Tellis and his co-authors — Stefan Stremersch, assistant professor of marketing at Erasmus University Rotterdam, and Eden Yin, university lecturer in marketing at the University of Cambridge’s Judge Institute of Management — examined a variety of economic and cultural variables to determine predictors of the adoption rate, and they attempt to explain country by country variances. Surprisingly, economic factors such as GDP per capita, income inequality and levels of international trade were not strong predictors of which nations fostered earlier takeoff. Information-access factors such as exposure to newspapers were also measured separately, but they tend to correlate with economic factors in samples from developed economies, making it difficult to separate out their effects. Economic factors, the authors point out, could play a much larger role in other samples, especially those comprising developing economies.
The authors posit that cultural factors may explain some of the differences in product takeoff, notably those factors that constitute innovativeness, such as a high need for achievement, industriousness and low uncertainty avoidance. Scandinavian countries exhibit each of these characteristics more strongly than, say, the tradition-bound cultures found along the Mediterranean. The measures of such factors were drawn from earlier, more narrowly focused research, h owever. The uncertainty avoidance of a nation’s populace, for example, was drawn from research that measured that aspect of IBM employees in various European nations. Whether that index is extensible to the entire population of those nations is debatable, Tellis admits, but he nonetheless believes that cultural variables are significant. He does suggest, however, that teasing out the precise mix of cultural factors that lead to innovativeness will require further research.
The study yielded another important finding: Prior takeoff in one country speeds subsequent takeoff in others. Thus, the authors conclude, it is best to use a “waterfall” strategy when introducing new products in Europe — that is, launching in one country at a time and allowing the effects to spill over to the next launch. The “sprinkler” approach of launching simultaneously in many countries is ideal from the perspective of economies of scale, but it risks early failure, or at least delayed success, that could scuttle the launch.

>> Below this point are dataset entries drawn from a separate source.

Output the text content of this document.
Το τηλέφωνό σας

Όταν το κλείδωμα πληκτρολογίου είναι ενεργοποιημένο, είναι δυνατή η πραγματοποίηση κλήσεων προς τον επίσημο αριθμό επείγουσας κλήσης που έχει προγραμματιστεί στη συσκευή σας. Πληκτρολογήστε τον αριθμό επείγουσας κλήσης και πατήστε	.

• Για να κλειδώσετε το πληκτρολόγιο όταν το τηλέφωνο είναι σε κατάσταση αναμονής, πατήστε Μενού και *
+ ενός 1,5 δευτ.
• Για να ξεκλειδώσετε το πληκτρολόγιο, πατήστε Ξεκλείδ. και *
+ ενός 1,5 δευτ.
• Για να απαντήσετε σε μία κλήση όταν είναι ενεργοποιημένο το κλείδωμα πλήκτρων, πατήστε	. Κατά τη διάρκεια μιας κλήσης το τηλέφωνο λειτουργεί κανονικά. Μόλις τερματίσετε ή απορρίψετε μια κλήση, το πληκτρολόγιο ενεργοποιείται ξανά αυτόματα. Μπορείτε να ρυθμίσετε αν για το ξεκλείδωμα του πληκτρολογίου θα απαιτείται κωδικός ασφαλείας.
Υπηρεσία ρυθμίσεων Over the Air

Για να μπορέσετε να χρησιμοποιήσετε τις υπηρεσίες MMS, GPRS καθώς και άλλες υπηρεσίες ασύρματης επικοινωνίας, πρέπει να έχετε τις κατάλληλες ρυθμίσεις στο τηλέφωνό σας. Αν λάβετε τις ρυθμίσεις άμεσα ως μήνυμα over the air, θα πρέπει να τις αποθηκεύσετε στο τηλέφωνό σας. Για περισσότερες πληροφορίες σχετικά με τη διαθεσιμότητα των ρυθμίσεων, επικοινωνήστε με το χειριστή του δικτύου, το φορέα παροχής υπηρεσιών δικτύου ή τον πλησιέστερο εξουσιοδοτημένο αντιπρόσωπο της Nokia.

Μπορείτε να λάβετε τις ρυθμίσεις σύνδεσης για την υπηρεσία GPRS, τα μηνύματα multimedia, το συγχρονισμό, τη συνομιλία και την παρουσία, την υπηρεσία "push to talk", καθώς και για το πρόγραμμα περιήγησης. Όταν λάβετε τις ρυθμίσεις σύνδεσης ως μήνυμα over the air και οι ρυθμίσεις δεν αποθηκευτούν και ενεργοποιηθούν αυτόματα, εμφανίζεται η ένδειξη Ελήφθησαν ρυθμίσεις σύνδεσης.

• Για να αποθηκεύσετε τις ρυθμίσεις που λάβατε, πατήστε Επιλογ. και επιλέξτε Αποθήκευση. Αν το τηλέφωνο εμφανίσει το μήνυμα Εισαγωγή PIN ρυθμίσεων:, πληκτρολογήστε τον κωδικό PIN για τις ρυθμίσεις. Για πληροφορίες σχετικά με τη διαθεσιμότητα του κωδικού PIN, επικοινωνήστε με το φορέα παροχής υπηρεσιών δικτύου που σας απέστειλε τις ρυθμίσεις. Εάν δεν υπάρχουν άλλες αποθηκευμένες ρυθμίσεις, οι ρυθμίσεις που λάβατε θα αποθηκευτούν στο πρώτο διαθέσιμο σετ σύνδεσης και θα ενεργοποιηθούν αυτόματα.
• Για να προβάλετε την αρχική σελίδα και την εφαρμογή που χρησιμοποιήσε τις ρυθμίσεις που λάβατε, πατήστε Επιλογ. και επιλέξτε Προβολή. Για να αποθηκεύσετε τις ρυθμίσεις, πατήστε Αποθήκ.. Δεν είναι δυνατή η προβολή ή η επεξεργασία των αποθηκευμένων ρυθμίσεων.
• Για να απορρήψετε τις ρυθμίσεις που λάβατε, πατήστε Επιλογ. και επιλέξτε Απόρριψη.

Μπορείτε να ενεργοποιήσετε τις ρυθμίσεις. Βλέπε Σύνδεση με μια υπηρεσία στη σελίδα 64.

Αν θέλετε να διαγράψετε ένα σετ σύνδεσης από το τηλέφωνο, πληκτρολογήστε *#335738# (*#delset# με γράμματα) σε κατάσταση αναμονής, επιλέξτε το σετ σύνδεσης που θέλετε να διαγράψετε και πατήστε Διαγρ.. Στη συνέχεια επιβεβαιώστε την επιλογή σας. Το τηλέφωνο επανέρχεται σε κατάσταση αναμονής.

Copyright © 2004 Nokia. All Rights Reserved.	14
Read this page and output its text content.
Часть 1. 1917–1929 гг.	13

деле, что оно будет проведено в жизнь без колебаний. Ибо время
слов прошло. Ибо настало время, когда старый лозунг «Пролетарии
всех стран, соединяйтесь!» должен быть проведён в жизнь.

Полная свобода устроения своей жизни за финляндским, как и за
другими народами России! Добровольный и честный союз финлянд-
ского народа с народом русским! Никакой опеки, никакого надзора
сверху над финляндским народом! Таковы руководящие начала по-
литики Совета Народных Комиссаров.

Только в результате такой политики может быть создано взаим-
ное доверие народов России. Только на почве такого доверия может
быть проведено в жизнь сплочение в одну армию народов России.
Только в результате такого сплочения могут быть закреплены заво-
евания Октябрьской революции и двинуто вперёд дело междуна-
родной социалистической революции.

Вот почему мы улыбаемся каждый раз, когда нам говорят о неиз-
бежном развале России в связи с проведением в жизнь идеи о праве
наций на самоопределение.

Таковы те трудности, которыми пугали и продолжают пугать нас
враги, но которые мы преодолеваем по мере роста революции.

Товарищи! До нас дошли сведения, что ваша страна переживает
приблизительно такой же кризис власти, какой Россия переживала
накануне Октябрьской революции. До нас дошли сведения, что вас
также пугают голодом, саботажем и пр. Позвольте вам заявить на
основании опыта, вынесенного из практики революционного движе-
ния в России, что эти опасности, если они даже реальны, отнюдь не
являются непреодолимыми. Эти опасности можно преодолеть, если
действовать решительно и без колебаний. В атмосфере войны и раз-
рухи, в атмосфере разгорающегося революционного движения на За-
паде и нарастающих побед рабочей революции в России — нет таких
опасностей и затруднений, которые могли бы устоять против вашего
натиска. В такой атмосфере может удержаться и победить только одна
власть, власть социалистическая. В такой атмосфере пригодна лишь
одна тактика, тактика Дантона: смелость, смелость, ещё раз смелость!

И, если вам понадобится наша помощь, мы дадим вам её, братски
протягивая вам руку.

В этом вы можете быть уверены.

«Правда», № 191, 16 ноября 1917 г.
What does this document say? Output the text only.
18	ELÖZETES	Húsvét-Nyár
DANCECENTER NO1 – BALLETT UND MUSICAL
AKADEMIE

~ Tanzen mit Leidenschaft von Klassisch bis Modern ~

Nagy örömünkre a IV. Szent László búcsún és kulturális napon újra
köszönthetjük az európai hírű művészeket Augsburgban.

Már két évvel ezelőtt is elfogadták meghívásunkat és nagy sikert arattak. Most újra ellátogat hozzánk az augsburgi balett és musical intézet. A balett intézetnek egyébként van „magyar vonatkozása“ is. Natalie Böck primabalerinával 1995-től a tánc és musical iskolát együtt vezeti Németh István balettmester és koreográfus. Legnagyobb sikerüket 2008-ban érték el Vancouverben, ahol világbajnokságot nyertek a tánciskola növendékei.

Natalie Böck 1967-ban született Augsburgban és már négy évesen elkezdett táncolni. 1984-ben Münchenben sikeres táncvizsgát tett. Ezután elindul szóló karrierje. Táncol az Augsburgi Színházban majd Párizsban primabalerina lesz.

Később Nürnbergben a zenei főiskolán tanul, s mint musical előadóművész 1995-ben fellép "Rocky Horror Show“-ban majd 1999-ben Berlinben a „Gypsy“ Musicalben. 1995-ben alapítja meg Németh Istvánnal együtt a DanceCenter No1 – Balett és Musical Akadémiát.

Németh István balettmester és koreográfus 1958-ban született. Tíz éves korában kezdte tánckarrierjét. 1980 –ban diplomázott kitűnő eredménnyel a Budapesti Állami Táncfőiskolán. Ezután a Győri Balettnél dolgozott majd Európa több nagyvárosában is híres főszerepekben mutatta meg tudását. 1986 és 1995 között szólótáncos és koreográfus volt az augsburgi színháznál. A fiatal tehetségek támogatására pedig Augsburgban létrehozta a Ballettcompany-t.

The research reveals that when product introductions were made in a single country, they most often occurred in the larger European economies of the United Kingdom or Germany. The authors contend, however, that test marketing in countries where takeoff is quickest, such as Denmark or Sweden, would minimize potential losses and maximize the chances of eventual success. “If the product is a dud,” says Tellis, “then the company has wasted enormous resources introducing it all over Europe. Or if the product takes too long to take off, managers are going to pull the plug.” Better, he says, to introduce in a single country known for quick take-off. If the product isn’t successful, losses are minimized; if it is, a spillover effect will aid subsequent and wider introductions throughout Europe.
Not included in the study were firm-level strategic factors such as advertising, pricing, product quality and distribution. For the most part, these data were not consistently available for the product categories and countries under study. Tellis contends that since the purpose of the study was to compare countries, it is not likely that these firm-level strategic variables would have changed the overall results.